(Verwandelt sich in Timons Haus.)
Flavius mit zween oder dreyen Bedienten.
1. Bedienter.
Hört ihr, guter Herr Verwalter, wo ist unser Herr? Sind wir
verdorben, ist alles aus, ist nichts übrig?
Flavius.
Ach, meine lieben Cameraden, was soll ich euch sagen? So wahr
als ich wünsche, daß die wohlthätigen Götter
sich meiner erinnern, ich bin so arm als ihr.
1. Bedienter.
Daß ein solches Haus gebrochen, ein so edler Herr gefallen
seyn soll! Alles hin! und nicht ein einziger Freund, der ihm in
seinem Unglük unter die Arme greiffe?
2. Bedienter.
Wie wir uns von einem Bekannten wegwenden, der in sein Grab gesenkt
worden, so schleichen seine Freunde von seinem begrabnen Glüksstand
alle hinweg, hinterlassen ihm ihre treulosen Schwüre und
Versprechungen; und er selbst, ein dem freyen Himmel preißgegebner
Bettler, mit einem Uebel das alle Welt von ihm scheucht, mit Dürftigkeit
behaftet, geht, bleibt, gleich der Verachtung, allein. - - Noch
mehr von unsern Cameraden.
Es treten noch einige Bediente auf.
Flavius.
Lauter zerbrochnes Geräthe eines zerstörten Hauses!
3. Bedienter.
Doch tragen unsre Herzen noch Timons Liverey, das seh' ich in
euer aller Gesicht. Wir sind noch alle Cameraden, die, da sie
ihrem Herrn sonst nichts mehr dienen können, ihre Treu durch
ihren Kummer zeigen. Unsre Barke ist lek, und wir armen Tropfen
stehen auf dem sinkenden Verdek, und hören die Wellen dräuen;
wir müssen alle in dem Meer der weiten Luft, jeder so gut
er kan, seine Rettung suchen.
Flavius.
Meine guten Cameraden, ich will das äusserste meines Vermögens
mit euch theilen. Wo wir uns jemals wieder antreffen, wollen wir,
um Timons willen, immer gute Freunde seyn, unsre Köpfe schütteln,
und sagen: Wir haben bessere Tage gesehen. Jeder nehme seinen
Antheil; nein, streket alle eure Hände aus - - Kein Wort
mehr - -
(Er giebt ihnen Geld, sie umarmen einander und scheiden, der eine diesen, der andre einen andern Weg.)

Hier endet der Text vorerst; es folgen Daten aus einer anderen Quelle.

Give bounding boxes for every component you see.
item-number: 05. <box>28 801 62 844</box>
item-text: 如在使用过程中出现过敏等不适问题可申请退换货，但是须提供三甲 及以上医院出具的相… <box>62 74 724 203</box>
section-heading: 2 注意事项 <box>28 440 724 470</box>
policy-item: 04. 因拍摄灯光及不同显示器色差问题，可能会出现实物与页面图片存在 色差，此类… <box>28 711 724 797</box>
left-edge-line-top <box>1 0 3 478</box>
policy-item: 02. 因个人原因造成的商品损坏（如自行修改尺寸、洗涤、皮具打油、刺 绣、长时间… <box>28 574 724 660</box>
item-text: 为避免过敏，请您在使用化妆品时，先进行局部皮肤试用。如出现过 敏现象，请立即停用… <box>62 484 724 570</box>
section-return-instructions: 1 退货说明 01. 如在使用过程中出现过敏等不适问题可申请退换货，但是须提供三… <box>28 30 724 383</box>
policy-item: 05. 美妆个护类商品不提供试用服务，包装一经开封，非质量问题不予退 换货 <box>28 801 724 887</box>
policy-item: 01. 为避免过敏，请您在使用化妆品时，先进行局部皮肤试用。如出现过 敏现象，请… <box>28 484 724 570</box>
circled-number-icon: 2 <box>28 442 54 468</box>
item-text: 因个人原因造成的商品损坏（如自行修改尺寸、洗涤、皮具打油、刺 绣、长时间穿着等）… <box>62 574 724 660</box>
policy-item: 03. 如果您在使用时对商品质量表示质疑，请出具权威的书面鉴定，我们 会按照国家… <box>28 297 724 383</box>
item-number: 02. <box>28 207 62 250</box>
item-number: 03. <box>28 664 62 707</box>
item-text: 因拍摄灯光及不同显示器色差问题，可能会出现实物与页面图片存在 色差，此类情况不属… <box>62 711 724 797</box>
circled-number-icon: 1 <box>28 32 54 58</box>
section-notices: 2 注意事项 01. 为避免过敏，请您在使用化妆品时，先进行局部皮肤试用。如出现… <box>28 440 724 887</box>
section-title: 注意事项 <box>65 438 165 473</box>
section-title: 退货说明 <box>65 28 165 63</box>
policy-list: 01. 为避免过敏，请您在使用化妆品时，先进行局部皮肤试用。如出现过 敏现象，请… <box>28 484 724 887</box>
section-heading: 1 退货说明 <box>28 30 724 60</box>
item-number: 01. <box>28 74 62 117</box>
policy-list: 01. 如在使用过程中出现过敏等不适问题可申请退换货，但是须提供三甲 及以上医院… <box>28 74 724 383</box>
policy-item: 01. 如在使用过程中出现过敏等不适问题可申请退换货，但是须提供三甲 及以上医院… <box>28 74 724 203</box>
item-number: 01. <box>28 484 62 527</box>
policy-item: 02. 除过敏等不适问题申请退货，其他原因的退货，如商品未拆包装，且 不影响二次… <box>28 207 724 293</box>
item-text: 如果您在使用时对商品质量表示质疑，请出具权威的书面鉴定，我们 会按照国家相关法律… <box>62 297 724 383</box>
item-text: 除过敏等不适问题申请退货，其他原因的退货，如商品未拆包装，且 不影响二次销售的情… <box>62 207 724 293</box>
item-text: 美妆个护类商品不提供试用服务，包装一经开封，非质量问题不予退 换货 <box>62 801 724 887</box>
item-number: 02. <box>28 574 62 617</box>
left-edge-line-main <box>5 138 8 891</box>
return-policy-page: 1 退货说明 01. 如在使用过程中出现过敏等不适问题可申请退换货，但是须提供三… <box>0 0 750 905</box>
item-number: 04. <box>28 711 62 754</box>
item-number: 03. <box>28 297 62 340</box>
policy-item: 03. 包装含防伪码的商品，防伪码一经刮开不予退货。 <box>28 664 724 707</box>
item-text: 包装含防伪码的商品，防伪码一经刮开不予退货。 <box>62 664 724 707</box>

Wer wollte sich Reichthum wünschen, wenn Reichthum in Elend und Verachtung aufhört? Wer wollte (nach diesem Beyspiel,) sich durch einen Traum von schimmerndem Glük und Freundschaft täuschen lassen? Durch ein Gepränge von Herrlichkeit und Wohlleben, aber alles nur gemahlt, wie diese gefirnißten Freunde! Mein armer redlicher Herr! durch sein eignes gutes Herz so weit herunter gebracht! Durch Güte zu Grunde gerichtet! Wie seltsam, daß zuviel Güte eines Menschen gröste Sünde seyn soll! Unbegränzte Güte macht Götter, und verderbt Menschen - - Mein theurester Herr, einst so glüklich um desto elender, so reich um desto dürftiger zu seyn; dein grosser Wohlstand ist die Gelegenheit zu deinen grösten Widerwärtigkeiten worden! Ach! der gütige Herr! Er ist in Wuth aus dem undankbaren Siz unnatürlicher Freunde geflohen, und hat nichts mit sich genommen, was sein Leben unterhalten, oder diesen Unterhalt verschaffen kan. Ich will ihm folgen und ihn aufsuchen; ich will ihm um seines Herzens willen immer mit bestem Willen dienen, und, so lang ich Gold habe, immer sein Verwalter bleiben.